Geneva: Syria's main opposition group said on Monday the European Union should impose targeted sanctions on Russian companies supporting the war in Syria as it sought to consolidate its position before a potential new round of peace talks in Geneva next month.
"We are looking at more targeted sanctions (against) companies...involved in arms shipments, the ones that are taking part in some of the indiscriminate bombing that is taking place.
This is what we are calling for," Basma Kodmani, a negotiator for the opposition High Negotiations Committee, told Reuters.
"Sanctions have been part of EU policy in other situations, certainly in the Ukraine crisis, the EU has made those decisions, has implemented them, has renewed them.
We don't see how the EU can still consider Syria of lesser importance than Ukraine," she said after meeting EU foreign policy chief Federica Mogherini and government officials in Brussels.
Any weakening of EU sanctions on Russia would be read by the Kremlin and by Syrian President Bashar Al Assad as a sign that there was space for his government "to make a comeback on the international scene", Kodmani said.
She did not name any Russian companies that could be subjected to sanctions.
Although the ultimate say on sanctions lies with EU member governments, Kodmani said Europe's vital interests were at stake in Syria and that Mogherini appeared receptive.
Internal EU ructions over Britain's vote last week to leave the European Union appeared to make the 28-nation bloc more, rather than less, determined to play a role on Syria, she said.
"Never mind Brexit...What we have heard here in Brussels so far, including from Mrs Mogherini, is that she is all the more determined to make her voice heard in this context, particularly with Russia, as well as using her good relations with Iran, to have those two decisive players turn to a more constructive and positive behaviour in Syria."

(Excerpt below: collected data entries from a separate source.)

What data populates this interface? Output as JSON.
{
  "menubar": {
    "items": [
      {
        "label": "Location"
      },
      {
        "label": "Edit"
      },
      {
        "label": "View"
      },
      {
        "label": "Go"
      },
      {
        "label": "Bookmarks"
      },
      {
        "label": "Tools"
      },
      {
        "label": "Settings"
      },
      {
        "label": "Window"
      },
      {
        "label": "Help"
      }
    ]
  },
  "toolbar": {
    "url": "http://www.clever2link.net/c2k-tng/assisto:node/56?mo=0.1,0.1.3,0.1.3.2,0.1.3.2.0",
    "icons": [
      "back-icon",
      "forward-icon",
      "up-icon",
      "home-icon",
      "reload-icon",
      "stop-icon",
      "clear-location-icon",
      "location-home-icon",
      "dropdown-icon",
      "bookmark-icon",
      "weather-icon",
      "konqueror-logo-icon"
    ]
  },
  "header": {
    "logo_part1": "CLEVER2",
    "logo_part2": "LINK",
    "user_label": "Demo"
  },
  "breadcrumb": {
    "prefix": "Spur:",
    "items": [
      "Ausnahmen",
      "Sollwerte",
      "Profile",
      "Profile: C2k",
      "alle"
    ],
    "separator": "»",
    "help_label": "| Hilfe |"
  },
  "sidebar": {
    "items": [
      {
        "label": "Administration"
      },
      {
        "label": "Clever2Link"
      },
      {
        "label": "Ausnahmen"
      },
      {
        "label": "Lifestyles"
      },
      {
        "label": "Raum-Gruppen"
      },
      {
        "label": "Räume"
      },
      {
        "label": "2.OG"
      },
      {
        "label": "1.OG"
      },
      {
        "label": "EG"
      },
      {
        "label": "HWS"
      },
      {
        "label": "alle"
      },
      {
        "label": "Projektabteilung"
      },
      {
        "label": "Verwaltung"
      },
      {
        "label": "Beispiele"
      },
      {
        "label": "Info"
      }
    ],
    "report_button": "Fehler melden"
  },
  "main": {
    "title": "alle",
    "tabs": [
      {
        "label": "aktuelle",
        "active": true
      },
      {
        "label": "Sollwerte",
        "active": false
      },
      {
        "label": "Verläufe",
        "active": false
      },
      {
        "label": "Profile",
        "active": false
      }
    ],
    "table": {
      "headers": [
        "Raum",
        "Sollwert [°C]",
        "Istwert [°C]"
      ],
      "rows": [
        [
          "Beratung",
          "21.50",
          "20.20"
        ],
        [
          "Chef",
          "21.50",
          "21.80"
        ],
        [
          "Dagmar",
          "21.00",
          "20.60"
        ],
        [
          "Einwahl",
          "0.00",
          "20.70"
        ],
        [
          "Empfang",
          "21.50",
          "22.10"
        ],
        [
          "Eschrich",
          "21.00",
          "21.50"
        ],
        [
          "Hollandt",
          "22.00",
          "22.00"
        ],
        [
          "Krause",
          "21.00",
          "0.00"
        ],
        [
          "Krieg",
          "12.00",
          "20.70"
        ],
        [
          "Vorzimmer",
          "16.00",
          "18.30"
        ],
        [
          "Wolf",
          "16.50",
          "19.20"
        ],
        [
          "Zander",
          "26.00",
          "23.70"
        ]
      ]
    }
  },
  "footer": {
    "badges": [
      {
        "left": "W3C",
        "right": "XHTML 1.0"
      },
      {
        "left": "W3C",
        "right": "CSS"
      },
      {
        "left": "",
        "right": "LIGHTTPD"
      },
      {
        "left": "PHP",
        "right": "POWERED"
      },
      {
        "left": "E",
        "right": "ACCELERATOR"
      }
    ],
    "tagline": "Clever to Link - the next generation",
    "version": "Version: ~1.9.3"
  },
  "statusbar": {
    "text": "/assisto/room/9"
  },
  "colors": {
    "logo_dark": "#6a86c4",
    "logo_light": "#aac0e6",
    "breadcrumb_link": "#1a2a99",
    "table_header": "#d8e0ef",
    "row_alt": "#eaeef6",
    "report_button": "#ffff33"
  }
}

Russia and Iran have been Assad's main allies in his more than five-year-long civil war with rebels seeking to overthrow him.
UN-mediated peace talks have been suspended since late April while the fighting has dramatically escalated.
Kodmani said the problem was not fighting on the ground but Syrian and Russian air strikes, accounting for 90 per cent of hostilities.
The war has killed up to 400,000 people and created the world's worst refugee crisis, with around half of Syria's population uprooted, according to UN officials.
UN Syria envoy Staffan de Mistura has said he wants to make negotiating progress via "technical talks" between members of his team and each side before bringing the warring parties back to Geneva for a final round of talks, with July in mind.
Kodmani said Assad's government had rejected technical talks, while the HNC was about to present a new document to the United Nations containing a detailed, sequenced vision of Syria's political transition.
The document did not make any compromises on the question of Assad's future, she said.
The opposition has said Assad must leave office as part of any transition, a condition he rejects.
The HNC has also beefed up its negotiating position by absorbing two smaller opposition groups known as the Moscow and Cairo Platforms.
But a similar alliance with the Kurdish opposition PYD, which has so far been excluded from Geneva talks, is not a priority, Kodmani said.
"Unfortunately we find the PYD on different fronts fighting the opposition and allowing the regime to make progress and striking deals sometimes on certain fronts.
This is very upsetting and very alarming," she said.